Everybody loves prospects. Each one is shrouded in mystery and optimism, and unlike most established veterans, there’s a chance that any given prospect could develop into your team’s next home-grown superstar. Sure, many prospects never pan out, but its still fun to fantasize about what they might become, even if you might be setting yourself up for disappointment. When thinking about the trajectories of prospects, I’m often reminded of a quote from Andrew Sean Greer’s The Story of a Marriage:
“A lover exists only in fragments, a dozen or so if the romance is new, a thousand if we’re married to him, and out of those fragments our heart constructs an entire person. What we each create, since whatever is missing is filled by our imagination, is the person we wish him to be. The less we know him, of course, the more we love him. And that’s why we always remember that first rapturous night when he was a stranger, and why this rapture returns only when he’s dead.”
In many cases, a prospect is a lot like the lover described in this passage. The less we know about him, the more we like him, since we can extrapolate forward based on a glowing scouting report or a dominant season in the low-minors. But then reality sets in: Injuries happen, the command never comes around, the power doesn’t translate to the upper-levels of the minors. One way or another, prospects never seem to meet the expectations we create for them based on fragments of success early on.

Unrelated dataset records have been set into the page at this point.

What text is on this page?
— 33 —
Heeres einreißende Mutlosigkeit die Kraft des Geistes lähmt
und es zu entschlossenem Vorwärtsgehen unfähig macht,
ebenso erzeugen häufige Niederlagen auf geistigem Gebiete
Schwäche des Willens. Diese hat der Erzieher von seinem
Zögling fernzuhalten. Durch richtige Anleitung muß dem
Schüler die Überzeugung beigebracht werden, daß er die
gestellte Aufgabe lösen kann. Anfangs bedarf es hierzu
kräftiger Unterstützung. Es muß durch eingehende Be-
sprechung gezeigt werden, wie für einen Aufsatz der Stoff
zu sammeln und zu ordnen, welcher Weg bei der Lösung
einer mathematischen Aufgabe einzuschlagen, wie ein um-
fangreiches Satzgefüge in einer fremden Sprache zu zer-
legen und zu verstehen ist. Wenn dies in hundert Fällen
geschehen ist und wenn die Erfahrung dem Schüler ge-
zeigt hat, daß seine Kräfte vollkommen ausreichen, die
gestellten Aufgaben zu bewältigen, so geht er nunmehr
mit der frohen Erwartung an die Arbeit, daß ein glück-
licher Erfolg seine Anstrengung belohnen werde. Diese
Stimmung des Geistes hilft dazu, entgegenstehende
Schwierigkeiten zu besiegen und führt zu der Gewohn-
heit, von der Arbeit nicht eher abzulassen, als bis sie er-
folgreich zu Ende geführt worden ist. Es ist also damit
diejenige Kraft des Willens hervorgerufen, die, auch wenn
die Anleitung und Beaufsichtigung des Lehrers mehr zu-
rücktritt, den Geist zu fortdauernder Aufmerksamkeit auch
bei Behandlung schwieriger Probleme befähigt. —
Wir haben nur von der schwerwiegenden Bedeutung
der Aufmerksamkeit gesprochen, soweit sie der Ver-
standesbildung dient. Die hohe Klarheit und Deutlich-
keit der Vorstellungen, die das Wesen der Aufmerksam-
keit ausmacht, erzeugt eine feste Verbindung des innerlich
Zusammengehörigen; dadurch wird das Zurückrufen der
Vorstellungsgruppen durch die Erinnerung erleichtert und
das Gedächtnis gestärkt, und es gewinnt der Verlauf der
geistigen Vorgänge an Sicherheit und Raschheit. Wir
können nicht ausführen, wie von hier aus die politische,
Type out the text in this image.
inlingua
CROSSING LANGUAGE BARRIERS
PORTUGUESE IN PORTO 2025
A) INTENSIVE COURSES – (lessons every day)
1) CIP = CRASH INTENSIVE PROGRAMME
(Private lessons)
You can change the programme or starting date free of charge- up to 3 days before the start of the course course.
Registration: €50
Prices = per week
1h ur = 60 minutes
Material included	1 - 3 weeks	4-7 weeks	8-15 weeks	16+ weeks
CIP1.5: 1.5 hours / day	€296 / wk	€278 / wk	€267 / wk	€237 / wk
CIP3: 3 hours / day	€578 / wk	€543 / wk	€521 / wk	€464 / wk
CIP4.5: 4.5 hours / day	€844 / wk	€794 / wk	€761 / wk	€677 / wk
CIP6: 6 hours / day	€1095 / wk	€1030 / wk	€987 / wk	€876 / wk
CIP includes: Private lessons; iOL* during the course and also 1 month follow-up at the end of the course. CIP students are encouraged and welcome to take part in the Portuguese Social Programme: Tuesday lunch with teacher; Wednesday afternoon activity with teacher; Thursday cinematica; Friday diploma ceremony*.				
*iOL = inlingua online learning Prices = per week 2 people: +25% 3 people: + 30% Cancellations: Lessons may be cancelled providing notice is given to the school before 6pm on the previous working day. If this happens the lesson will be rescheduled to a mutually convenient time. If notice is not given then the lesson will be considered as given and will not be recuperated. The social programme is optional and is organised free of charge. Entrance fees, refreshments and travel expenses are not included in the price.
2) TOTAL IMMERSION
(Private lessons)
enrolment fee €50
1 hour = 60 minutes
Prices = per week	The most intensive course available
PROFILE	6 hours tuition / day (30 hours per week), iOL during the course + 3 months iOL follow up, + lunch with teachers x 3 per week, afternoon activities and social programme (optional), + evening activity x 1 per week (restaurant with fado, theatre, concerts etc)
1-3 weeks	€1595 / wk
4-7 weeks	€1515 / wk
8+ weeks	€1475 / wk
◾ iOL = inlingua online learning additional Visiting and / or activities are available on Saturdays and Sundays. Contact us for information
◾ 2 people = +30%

Phil Hughes, Joba Chamberlain, and Ian Kennedy were prominent examples of this phenomenon. In their nascent years in the organization, those three could do no wrong. They were completely unhittable in the minors, and carried that dominance over to big leagues in 2007. They seemed like sure bets to hold down the Yankees’ rotation for years to come. Yet as we all know, it didn’t turn out that way. All told, the trio pitched a combined 17 seasons for the Yankees, combining for just 18 fWAR. With each passing season, they seemed to find new ways to disappoint us. For Hughes and Joba, this culminated at the end of 2013, when both looked completely useless, and we wished the Yankees would just cut bait already. Last year’s iterations were far cries from what we anticipated they’d become on that “first rapturous night” back in 2006 and 2007.
Many of the Yankees’ current prospects have also disappointed. Tyler Austin, Manny Banuelos, Slade Heathcott, and Mason Williams each looked like future stars early on, only to see their stocks plummet as they climbed the minor league ladder, and the flaws in their game became more glaring.
With some prospects, we’re still in those early stages of the relationship. Guys like Aaron Judge, Rob Refsnyder, and Luis Severino are relatively new to the organization, and have yet to face much adversity in their baseball lives. This makes it easy to speculate on what they might become: Severino could be the Yankees’ next ace, Judge a perennial 40-home run threat, and Refsnyder the next Robinson Cano. Odds are, none of these players will ever be stars, but its still fun to dream. And even though we’ve been burned countless times in the past, we keep dreaming. Because there’s always a chance that one of these prospects will grow into a Hall of Famer.